The problem of the commons is more important to our lives and thus more central to economics than a century ago when Katharine Coman led off the first issue of the American Economic Review. As the U.S. and other economies have grown, the carrying-capacity of the planet— in regard to natural resources and environmental quality — has become a greater concern, particularly for common-property and open-access resources. The focus of this article is on some important, unsettled problems of the commons. Within the realm of natural resources, there are special challenges associated with renewable resources, which are frequently characterized by openaccess. An important example is the degradation of open-access fisheries. Critical commons problems are also associated with environmental quality. A key contribution of economics has been the development of market-based approaches to environmental protection. These instruments are key to addressing the ultimate commons problem of the twenty-first century — global climate change.
One hundred years ago, the American Economic Review published a landmark study highlighting what is now widely termed “the problem of the commons”—the gradual depletion of commonly held natural resources.
In a new RFF Discussion Paper, “The Problem of the Commons: Still Unsettled after 100 Years,” economist Robert N. Stavins finds that concerns about the commons have dramatically resurfaced in recent years as doubts grow about the carrying capacity of the planet, particularly over the issue of climate change.
“Commons problems have not diminished, and the lag between understanding and action can be long,” says Stavins, a professor at the John F. Kennedy School of Government at Harvard University and an RFF University Fellow. “While some commons problems have been addressed successfully, others continue to emerge. Some—such as the threat of global climate change—are both more important and more difficult than problems of the past. Fortunately, economics is well positioned to offer better understanding and better policies to address these ongoing challenges.”
Stavins notes that many renewable natural resources, such as water, forests, fisheries, and diverse plant and animal species, have been depleted or rendered extinct because of poorly defined property-right regimes. Market failures also have led to degradation of air and water quality, inappropriate disposal of hazardous waste, depletion of stratospheric ozone, and accumulation in the atmosphere of greenhouse gases linked to global warming.
“The irony is obvious: many nonrenewable natural resources, which are in finite supply, have not become more scarce over time, and none has been exhausted; but renewable natural resources, which have the capacity to regenerate themselves, have in many cases become more scarce, and in some cases have indeed been exhausted, that is, become extinct,” Stavins writes.
“This irony can be explained by the fact that while most nonrenewable natural resources are characterized by well-defined, enforceable property rights, many renewable resources are held as common property or open-access.”
Excerpts from the Paper
“Climate change is a commons problem of unparalleled magnitude along two key dimensions: temporal and spatial. In the temporal domain, it is a stock, not a flow problem, with greenhouse gases remaining in the atmosphere for decades to centuries. In the spatial domain, greenhouse gases uniformly mix in the atmosphere, and so the nature, magnitude, and location of damages are independent of the location of emissions.
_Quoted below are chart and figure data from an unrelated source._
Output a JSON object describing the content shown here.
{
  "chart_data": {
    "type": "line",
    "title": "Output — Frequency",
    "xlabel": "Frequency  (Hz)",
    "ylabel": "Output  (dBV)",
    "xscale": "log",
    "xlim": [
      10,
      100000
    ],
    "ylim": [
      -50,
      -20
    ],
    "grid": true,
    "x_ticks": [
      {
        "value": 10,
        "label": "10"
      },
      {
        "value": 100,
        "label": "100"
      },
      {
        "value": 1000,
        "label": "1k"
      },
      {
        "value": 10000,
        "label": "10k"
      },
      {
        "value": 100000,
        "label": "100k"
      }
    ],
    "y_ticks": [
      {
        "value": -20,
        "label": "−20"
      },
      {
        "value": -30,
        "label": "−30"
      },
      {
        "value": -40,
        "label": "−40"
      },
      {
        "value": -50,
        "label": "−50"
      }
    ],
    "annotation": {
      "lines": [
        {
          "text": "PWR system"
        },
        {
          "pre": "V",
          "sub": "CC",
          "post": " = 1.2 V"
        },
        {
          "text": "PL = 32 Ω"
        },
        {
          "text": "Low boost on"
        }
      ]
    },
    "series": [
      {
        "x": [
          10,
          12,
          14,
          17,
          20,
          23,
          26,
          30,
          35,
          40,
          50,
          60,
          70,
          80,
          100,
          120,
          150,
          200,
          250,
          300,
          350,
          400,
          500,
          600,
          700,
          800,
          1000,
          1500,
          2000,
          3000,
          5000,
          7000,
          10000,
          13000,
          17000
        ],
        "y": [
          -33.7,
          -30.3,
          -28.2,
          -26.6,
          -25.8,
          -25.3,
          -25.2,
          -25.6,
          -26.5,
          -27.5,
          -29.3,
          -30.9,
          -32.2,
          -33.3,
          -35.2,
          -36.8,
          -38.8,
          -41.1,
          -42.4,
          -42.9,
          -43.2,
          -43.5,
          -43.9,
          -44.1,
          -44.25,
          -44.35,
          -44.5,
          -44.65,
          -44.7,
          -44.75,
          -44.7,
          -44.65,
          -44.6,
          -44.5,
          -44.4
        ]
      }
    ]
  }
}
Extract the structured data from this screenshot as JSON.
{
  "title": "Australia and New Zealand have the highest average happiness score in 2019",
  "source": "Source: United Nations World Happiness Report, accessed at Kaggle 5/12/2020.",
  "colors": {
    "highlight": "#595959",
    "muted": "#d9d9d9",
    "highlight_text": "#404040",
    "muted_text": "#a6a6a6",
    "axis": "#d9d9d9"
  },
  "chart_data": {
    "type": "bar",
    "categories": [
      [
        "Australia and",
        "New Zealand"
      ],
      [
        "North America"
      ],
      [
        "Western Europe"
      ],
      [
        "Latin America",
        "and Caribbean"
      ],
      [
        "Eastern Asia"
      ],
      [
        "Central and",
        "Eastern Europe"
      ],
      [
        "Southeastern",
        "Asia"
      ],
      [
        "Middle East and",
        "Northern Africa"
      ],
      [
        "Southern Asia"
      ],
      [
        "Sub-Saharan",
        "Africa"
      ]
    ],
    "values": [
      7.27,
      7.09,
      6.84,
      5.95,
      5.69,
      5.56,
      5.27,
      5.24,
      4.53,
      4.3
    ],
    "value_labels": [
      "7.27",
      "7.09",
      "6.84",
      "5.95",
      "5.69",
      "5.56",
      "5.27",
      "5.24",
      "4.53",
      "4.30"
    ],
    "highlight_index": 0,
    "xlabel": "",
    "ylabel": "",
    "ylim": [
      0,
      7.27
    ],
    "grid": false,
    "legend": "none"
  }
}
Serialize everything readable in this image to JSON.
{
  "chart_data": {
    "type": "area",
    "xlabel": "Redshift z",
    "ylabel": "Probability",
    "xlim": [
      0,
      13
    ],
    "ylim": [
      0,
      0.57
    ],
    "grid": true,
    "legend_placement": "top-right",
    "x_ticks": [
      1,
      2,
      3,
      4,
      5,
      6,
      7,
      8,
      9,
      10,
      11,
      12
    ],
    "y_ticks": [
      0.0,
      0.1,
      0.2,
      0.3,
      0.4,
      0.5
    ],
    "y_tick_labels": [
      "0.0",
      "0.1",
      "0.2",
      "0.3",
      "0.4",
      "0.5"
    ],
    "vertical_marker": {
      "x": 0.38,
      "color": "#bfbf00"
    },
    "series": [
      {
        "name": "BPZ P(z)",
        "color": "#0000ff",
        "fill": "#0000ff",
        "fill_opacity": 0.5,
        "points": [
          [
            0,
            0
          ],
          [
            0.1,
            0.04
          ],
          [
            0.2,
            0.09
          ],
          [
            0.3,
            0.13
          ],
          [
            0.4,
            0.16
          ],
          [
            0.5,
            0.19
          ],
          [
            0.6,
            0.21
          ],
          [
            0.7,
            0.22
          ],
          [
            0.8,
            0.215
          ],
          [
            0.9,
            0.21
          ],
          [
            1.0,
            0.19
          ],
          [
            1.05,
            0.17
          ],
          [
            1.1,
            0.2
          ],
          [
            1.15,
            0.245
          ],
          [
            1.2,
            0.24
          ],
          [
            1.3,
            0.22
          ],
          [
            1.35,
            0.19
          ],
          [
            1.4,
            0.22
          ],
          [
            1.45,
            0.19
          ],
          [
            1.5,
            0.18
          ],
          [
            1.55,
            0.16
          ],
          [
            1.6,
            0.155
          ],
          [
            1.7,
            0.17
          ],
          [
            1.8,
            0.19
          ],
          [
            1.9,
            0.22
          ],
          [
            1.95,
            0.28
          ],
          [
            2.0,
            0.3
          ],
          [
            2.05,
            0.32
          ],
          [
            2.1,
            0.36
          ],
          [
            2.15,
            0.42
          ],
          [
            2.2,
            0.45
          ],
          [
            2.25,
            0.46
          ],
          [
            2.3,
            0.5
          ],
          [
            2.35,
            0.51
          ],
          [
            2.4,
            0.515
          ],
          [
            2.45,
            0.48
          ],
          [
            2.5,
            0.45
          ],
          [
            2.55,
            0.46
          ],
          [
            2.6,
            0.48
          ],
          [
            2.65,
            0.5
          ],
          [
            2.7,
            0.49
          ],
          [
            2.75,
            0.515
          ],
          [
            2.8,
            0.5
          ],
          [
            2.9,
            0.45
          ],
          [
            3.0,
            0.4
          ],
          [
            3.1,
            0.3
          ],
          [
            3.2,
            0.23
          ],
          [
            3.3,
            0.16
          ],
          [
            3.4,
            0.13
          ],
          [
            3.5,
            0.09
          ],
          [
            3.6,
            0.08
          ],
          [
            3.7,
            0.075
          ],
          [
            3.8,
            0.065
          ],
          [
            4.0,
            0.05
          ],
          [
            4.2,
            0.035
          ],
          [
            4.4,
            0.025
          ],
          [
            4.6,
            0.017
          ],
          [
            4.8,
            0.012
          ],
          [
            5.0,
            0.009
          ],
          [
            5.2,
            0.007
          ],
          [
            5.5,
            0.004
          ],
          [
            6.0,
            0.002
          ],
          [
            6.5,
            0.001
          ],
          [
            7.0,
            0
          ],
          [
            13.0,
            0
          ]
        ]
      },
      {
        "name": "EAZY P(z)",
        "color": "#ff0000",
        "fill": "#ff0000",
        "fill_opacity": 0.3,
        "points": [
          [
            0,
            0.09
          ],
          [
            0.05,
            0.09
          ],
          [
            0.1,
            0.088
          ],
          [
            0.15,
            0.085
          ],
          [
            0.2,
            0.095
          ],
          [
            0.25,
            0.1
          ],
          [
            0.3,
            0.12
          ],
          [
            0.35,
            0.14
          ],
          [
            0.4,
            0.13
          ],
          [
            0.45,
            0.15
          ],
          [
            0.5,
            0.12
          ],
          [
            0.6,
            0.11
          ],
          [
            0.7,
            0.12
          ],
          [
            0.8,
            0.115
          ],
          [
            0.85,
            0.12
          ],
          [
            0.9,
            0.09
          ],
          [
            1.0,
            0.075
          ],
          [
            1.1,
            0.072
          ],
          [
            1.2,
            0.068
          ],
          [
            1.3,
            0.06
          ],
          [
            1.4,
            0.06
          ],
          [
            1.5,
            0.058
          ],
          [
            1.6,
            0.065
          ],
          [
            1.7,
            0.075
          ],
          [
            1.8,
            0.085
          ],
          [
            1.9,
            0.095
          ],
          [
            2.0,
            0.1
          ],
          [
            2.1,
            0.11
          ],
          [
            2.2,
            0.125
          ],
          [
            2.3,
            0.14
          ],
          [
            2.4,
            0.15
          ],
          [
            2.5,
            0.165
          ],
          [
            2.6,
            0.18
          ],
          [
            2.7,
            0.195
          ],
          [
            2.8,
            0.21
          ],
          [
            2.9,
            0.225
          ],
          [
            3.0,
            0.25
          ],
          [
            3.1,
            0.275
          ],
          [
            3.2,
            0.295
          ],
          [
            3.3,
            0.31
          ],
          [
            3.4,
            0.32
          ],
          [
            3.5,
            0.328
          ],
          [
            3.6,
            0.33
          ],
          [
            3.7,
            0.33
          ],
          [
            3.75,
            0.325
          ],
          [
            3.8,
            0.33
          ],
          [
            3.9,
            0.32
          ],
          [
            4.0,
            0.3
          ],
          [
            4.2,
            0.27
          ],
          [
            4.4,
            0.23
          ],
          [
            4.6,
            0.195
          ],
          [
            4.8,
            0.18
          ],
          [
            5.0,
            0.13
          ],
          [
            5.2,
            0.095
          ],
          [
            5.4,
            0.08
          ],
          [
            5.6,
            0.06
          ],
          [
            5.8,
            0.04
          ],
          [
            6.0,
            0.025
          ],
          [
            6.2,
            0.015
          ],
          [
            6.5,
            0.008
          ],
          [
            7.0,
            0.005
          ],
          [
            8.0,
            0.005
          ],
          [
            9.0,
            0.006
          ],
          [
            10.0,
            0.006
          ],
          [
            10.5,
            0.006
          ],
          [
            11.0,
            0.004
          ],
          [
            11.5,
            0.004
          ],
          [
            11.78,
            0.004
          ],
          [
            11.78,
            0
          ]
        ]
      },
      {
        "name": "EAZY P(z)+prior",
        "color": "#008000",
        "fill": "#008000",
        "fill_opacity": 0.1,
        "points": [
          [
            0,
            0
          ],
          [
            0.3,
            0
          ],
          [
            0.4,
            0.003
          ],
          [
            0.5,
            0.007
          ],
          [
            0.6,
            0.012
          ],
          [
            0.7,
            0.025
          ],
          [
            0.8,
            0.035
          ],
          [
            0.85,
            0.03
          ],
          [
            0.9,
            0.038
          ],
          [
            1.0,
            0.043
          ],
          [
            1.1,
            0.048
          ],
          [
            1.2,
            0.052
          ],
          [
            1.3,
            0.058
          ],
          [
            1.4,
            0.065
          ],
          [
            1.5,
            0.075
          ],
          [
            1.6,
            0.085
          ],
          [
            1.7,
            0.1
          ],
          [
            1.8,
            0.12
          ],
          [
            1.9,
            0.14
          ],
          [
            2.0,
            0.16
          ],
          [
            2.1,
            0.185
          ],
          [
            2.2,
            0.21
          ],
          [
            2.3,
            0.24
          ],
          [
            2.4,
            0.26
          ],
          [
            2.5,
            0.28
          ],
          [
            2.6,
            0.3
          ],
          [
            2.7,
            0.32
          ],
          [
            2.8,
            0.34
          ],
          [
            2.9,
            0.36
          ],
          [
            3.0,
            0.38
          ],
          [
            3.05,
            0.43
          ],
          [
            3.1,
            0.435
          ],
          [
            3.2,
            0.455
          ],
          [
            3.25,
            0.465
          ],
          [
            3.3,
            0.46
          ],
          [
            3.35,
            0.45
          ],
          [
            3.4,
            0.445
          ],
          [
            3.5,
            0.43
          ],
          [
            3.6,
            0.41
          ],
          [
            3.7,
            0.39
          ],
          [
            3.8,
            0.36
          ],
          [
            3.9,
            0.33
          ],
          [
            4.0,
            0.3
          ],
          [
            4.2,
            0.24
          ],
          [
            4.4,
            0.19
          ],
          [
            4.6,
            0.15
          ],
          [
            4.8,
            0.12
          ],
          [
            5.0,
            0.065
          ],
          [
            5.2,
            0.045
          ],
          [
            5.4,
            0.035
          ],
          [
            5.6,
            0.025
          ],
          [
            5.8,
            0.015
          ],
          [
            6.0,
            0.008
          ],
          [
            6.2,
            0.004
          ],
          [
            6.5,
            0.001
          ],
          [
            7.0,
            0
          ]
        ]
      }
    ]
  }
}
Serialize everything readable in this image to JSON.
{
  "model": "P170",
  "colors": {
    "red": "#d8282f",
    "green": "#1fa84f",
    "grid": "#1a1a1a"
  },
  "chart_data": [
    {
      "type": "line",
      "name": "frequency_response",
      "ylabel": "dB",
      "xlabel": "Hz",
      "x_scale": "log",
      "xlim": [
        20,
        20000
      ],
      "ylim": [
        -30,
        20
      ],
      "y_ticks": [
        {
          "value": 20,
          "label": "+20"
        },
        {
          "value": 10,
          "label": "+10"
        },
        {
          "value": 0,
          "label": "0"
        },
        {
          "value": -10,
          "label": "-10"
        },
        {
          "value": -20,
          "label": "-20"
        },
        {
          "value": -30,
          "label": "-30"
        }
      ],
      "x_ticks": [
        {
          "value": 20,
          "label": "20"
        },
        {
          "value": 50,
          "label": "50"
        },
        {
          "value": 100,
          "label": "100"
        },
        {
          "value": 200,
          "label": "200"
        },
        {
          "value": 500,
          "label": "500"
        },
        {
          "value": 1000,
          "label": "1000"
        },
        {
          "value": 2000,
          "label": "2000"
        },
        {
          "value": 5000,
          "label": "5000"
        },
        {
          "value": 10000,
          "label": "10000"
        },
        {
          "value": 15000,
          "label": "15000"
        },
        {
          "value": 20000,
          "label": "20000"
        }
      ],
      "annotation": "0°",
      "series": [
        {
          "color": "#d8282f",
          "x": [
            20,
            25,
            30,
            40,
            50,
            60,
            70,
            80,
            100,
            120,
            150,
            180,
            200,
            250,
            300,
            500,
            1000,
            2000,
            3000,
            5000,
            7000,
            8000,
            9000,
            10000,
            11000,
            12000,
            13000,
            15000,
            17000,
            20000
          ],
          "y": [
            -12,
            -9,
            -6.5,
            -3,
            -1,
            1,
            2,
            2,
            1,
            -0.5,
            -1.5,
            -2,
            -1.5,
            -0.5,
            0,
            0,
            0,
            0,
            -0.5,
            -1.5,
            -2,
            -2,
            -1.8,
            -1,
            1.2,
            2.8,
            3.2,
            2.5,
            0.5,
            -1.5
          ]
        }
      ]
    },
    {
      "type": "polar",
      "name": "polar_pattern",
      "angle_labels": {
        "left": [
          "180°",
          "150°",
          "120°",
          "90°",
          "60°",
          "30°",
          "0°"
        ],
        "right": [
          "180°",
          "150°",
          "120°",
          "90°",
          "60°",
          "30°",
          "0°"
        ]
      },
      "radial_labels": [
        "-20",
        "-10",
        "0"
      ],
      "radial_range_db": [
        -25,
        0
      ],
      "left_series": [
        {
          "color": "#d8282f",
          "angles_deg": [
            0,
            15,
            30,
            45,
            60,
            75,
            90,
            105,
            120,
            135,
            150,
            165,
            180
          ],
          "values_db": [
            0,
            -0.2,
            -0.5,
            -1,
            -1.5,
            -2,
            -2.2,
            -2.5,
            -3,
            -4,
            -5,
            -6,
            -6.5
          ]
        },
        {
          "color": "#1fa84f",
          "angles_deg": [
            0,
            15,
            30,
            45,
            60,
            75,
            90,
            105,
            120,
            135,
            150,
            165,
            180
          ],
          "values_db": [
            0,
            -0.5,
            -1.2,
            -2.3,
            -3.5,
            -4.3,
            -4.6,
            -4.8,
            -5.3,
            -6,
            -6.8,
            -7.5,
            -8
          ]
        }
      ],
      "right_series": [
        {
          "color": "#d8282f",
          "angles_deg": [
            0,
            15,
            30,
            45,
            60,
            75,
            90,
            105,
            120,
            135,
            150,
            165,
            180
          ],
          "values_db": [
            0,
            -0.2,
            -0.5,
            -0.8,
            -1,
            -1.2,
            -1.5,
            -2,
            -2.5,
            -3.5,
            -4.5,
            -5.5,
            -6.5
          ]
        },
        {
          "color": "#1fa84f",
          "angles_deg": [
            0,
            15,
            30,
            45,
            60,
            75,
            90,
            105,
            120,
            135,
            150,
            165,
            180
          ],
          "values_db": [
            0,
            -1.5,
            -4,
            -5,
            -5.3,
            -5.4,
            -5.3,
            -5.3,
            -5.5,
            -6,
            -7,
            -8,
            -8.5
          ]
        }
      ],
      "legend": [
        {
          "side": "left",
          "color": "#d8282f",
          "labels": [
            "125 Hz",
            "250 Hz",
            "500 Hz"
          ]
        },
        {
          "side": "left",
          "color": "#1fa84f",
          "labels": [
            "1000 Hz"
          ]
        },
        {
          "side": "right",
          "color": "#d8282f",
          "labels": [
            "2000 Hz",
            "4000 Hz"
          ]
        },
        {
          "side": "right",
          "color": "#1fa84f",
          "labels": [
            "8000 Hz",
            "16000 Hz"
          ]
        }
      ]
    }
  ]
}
Hence, for any individual political jurisdiction, the direct benefits of taking action will inevitably be less than the costs, producing a free-rider problem, and thereby suggesting the importance of international—if not global—cooperation.
“There is widespread agreement among economists (and a diverse set of other policy analysts) that economywide carbon pricing will be an essential ingredient of any policy that can achieve meaningful reductions of CO2 emissions cost-effectively, at least in the United States and other industrialized countries. The ubiquitous nature of energy generation and use and the diversity of CO2 sources in a modern economy mean that conventional technology and performance standards would be infeasible and—in any event—excessively costly. There is somewhat less agreement among economists regarding the choice of specific carbon-pricing policy instruments; some tend to support carbon taxes and others cap-and-trade mechanisms.
“In truth, the two approaches are more similar than different. A carbon tax would directly place a price on carbon (most likely upstream, where fossil fuels—coal, petroleum, and natural gas—enter the economy), with quantities of carbon use and CO2 emissions adjusting in response. An upstream carbon cap-and-trade system would constrain the quantity of carbon entering the economy, with prices emerging indirectly from the market for allowances. Either instrument can be designed—in principle—to be equivalent to the other in distributional terms. If allowances are auctioned, a cap-and-trade system looks much like a carbon tax from the perspective of regulated firms. Likewise, if tax revenues are refunded in particular ways, a carbon tax can resemble cap-and-trade with free allowances.”